Step 5 — Run QA analysis with Code Interpreter + alerts

There's no separate agent to register. The Responses API takes the instructions and the tools — code_interpreter (for the statistical checks) and a send_alert function tool — on each call. Code Interpreter runs its tool loop server-side; only the custom send_alert function needs a round-trip from your code.

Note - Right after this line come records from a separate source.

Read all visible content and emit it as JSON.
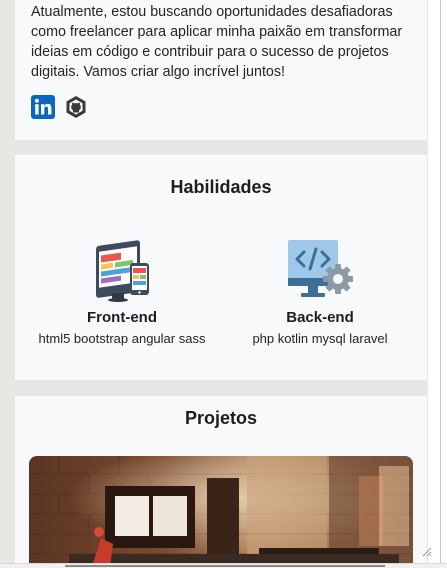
{
  "about": {
    "text": "Atualmente, estou buscando oportunidades desafiadoras como freelancer para aplicar minha paixão em transformar ideias em código e contribuir para o sucesso de projetos digitais.  Vamos criar algo incrível juntos!",
    "social": [
      "linkedin-icon",
      "github-icon"
    ]
  },
  "skills": {
    "title": "Habilidades",
    "items": [
      {
        "name": "Front-end",
        "tags": "html5 bootstrap angular sass",
        "icon": "responsive-devices-icon"
      },
      {
        "name": "Back-end",
        "tags": "php kotlin mysql laravel",
        "icon": "code-monitor-gear-icon"
      }
    ]
  },
  "projects": {
    "title": "Projetos"
  },
  "colors": {
    "page_bg": "#e9e7e4",
    "card_bg": "#f8f9fa",
    "linkedin": "#0a66c2",
    "text": "#212529"
  }
}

# Responses API tools: Code Interpreter + a custom function tool.
# Function tools are FLAT in the Responses API (no nested "function" key).
TOOLS = [
    {"type": "code_interpreter", "container": {"type": "auto"}},
    {
        "type": "function",
        "name": "send_alert",
        "description": "Send a data quality alert when anomalies exceed thresholds.",
        "parameters": {
            "type": "object",
            "properties": {
                "severity": {"type": "string", "enum": ["critical", "warning", "info"]},
                "anomaly_type": {"type": "string"},
                "pipeline_name": {"type": "string"},
                "details": {"type": "string"},
            },
            "required": ["severity", "anomaly_type", "pipeline_name", "details"],
        },
    },
]

INSTRUCTIONS = (
    "You are a data pipeline QA analyst. Given current run statistics and "
    "historical baseline, perform anomaly detection.\n\n"
    "Use the python (code_interpreter) tool to run these checks:\n"
    "1. Row count deviation: flag if >20% from baseline average\n"
    "2. Null rate spike: flag if any column null rate increased >5 percentage points\n"
    "3. Schema drift: flag if schema hash differs from baseline\n"
    "4. Duration anomaly: flag if run took >50% longer than baseline average\n\n"
    "Compute z-scores for row count and duration. Generate a QA report as markdown.\n\n"
    "If any check fails with severity WARNING or higher, call send_alert()."
)


def send_alert(severity: str, anomaly_type: str, pipeline_name: str, details: str) -> str:
    """Real alert: POST to Teams webhook or Azure Monitor."""
    webhook_url = os.environ.get("TEAMS_WEBHOOK_URL")
    if webhook_url:
        import urllib.request
        payload = json.dumps({
            "@type": "MessageCard",
            "summary": f"Data Quality Alert: {pipeline_name}",
            "themeColor": "FF0000" if severity == "critical" else "FFA500",
            "sections": [{
                "activityTitle": f"[{severity.upper()}] {anomaly_type}",
                "activityText": f"Pipeline: **{pipeline_name}**\n\n{details}"
            }]
        }).encode()
        req = urllib.request.Request(webhook_url, data=payload,
                                     headers={"Content-Type": "application/json"})
        urllib.request.urlopen(req)
    logger.warning(f"ALERT [{severity}] {pipeline_name}: {anomaly_type} — {details}")
    return json.dumps({"sent": True, "severity": severity})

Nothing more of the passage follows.